Conquista da residência permanente por sua contribuição à ciência.
A trajetória bem sucedida em pesquisas clínicas levou Vanessa a conquistar a residência permanente via o visto de Talento Global, atualmente chamado de visto de Inovação Nacional.
“Essa área de pesquisas clínicas é bastante necessária aqui, mas ainda há poucas pessoas com esse tipo de formação. Acredito que o meu trabalho foi fundamental para eu conseguir a residência permanente”, explica.
Vanessa fez todo o processo de imigração por conta própria: “Falei com vários agentes de imigração e advogados, mas muitos estavam mal informados sobre como obter residência para uma pessoa com deficiência. Por isso, decidi aplicar sozinha”.
Preconceito: Brasil x Austrália.
Ela destaca a diferença de percepção em relação a PCD (pessoa com deficiência física): “Tenho a perspectiva de quem já viveu com e sem deficiência, então, percebo com clareza como as pessoas me tratam diferente e às vezes nem percebem que estão sendo preconceituosas”.
Na Austrália, segundo Vanessa, as políticas públicas voltadas à inclusão são mais efetivas do que no Brasil:
"Aqui, há uma tentativa maior de promover igualdade. A assistência governamental é voltada para reabilitação, para ajudar a pessoa a ser produtiva. Já no Brasil, a assistência muitas vezes parece partir da ideia de que a pessoa com deficiência não consegue ser produtiva”.
Mas o preconceito, embora diferente nos dois países, ainda existe: “Aqui, é mais sutil. Eu percebo olhares ou comentários. No Brasil, é escancarado. As pessoas falam comigo como se eu tivesse deficiência cognitiva, usam voz de criança. Em lojas, quando quero comprar algo, falam com quem está ao meu lado, e não diretamente comigo”.
Educação e informação para uma sociedade menos preconceituosa.
“Minha profissão não exige que eu corra uma maratona. Por que eu não poderia fazer meu trabalho tão bem quanto qualquer outra pessoa?”, ela questiona.
Para Vanessa, o preconceito muitas vezes nasce na falta de informação.
“Acho que o preconceito tem a ver com a pouca educação e exposição das pessoas à deficiência. Para mudar isso, é preciso falar mais sobre o assunto, e mostrar o ponto de vista de quem vive com deficiência. Quanto mais informação, mais a sociedade normaliza este tema”.
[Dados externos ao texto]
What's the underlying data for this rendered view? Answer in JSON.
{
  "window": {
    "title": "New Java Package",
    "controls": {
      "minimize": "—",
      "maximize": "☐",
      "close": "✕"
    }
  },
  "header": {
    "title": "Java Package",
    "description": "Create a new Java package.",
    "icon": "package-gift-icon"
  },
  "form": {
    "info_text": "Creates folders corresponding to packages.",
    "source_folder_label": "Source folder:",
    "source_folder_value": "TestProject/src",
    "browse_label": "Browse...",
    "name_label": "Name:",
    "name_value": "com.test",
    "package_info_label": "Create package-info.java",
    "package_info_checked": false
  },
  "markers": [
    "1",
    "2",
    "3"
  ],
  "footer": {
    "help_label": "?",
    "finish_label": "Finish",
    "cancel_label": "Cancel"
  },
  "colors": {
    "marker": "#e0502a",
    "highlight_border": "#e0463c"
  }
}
Conselho para quem quer migrar de profissão e país.
Vanessa escolheu a ciência e a mudança de país para realizar o sonho de ajudar mais pessoas.
Ao longo de uma década marcada por desafios pessoais e conquistas profissionais, ela construiu uma carreira que contribui diretamente com a pesquisa clínica e com pacientes em situação de vulnerabilidade.
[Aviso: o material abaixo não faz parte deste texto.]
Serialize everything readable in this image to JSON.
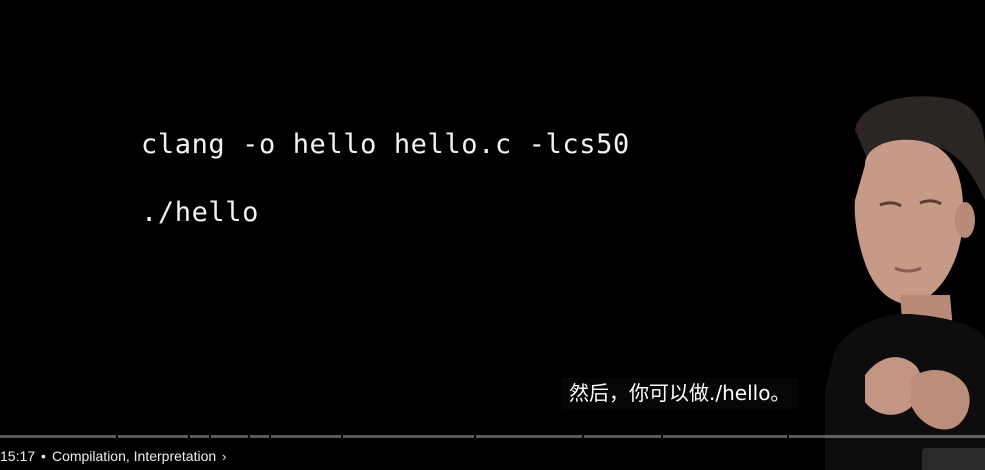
{
  "slide": {
    "line1": "clang -o hello hello.c -lcs50",
    "line2": "./hello"
  },
  "subtitle": {
    "text": "然后，你可以做./hello。"
  },
  "controls": {
    "time": "15:17",
    "separator": "•",
    "chapter": "Compilation, Interpretation",
    "chevron": "›"
  },
  "colors": {
    "background": "#000000",
    "text": "#f2f2f2",
    "progress_unplayed": "rgba(255,255,255,0.35)"
  },
  "icons": {
    "chapter_chevron": "chevron-right-icon"
  }
}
“Você precisa ter um plano de longo prazo e alternativas caso algo dê errado, porque as coisas raramente saem como planejado. O importante é focar em pequenos passos e conquistas, em vez de olhar só para o objetivo final. No meu caso, desde que deixei a odontologia até conseguir a minha residência permanente aqui, foram 10 anos. Resiliência e persistência são fundamentais”.
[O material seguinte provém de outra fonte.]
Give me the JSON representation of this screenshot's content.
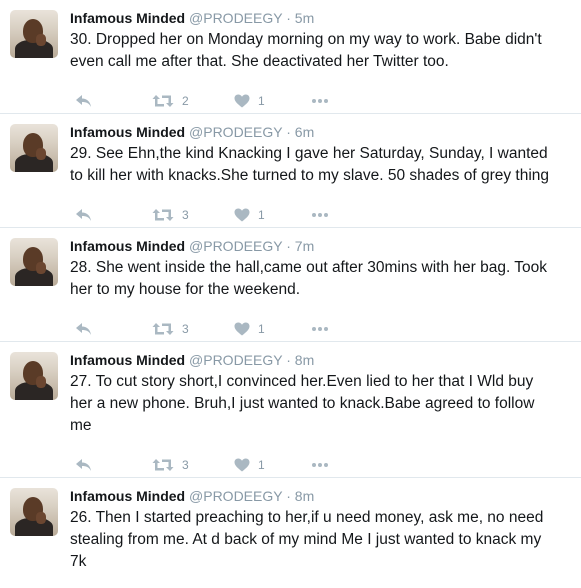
{
  "author": {
    "name": "Infamous Minded",
    "handle": "@PRODEEGY"
  },
  "separator": "·",
  "icons": {
    "reply": "reply-icon",
    "retweet": "retweet-icon",
    "like": "heart-icon",
    "more": "more-icon",
    "icon_color": "#aab8c2"
  },
  "tweets": [
    {
      "time": "5m",
      "text": "30. Dropped her on Monday morning on my way to work. Babe didn't\neven call me after that. She deactivated her Twitter too.",
      "retweets": "2",
      "likes": "1"
    },
    {
      "time": "6m",
      "text": "29. See Ehn,the kind Knacking I gave her Saturday, Sunday, I wanted\nto kill her with knacks.She turned to my slave. 50 shades of grey thing",
      "retweets": "3",
      "likes": "1"
    },
    {
      "time": "7m",
      "text": "28. She went inside the hall,came out after 30mins with her bag. Took\nher to my house for the weekend.",
      "retweets": "3",
      "likes": "1"
    },
    {
      "time": "8m",
      "text": "27. To cut story short,I convinced her.Even lied to her that I Wld buy\nher a new phone. Bruh,I just wanted to knack.Babe agreed to follow\nme",
      "retweets": "3",
      "likes": "1"
    },
    {
      "time": "8m",
      "text": "26. Then I started preaching to her,if u need money, ask me, no need\nstealing from me. At d back of my mind Me I just wanted to knack my\n7k",
      "retweets": "",
      "likes": ""
    }
  ]
}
Ela encerrou a entrevista com uma mensagem a quem deseja mudar de profissão e de país:
“Não confie o seu futuro a outras pessoas sem entender o básico, como as opções de residência permanente e os processos envolvidos para mudar de profissão. Quanto mais você delega os momentos importantes da sua vida, mais arriscado fica. Ninguém vai cuidar do seu futuro com o mesmo cuidado que você mesmo”.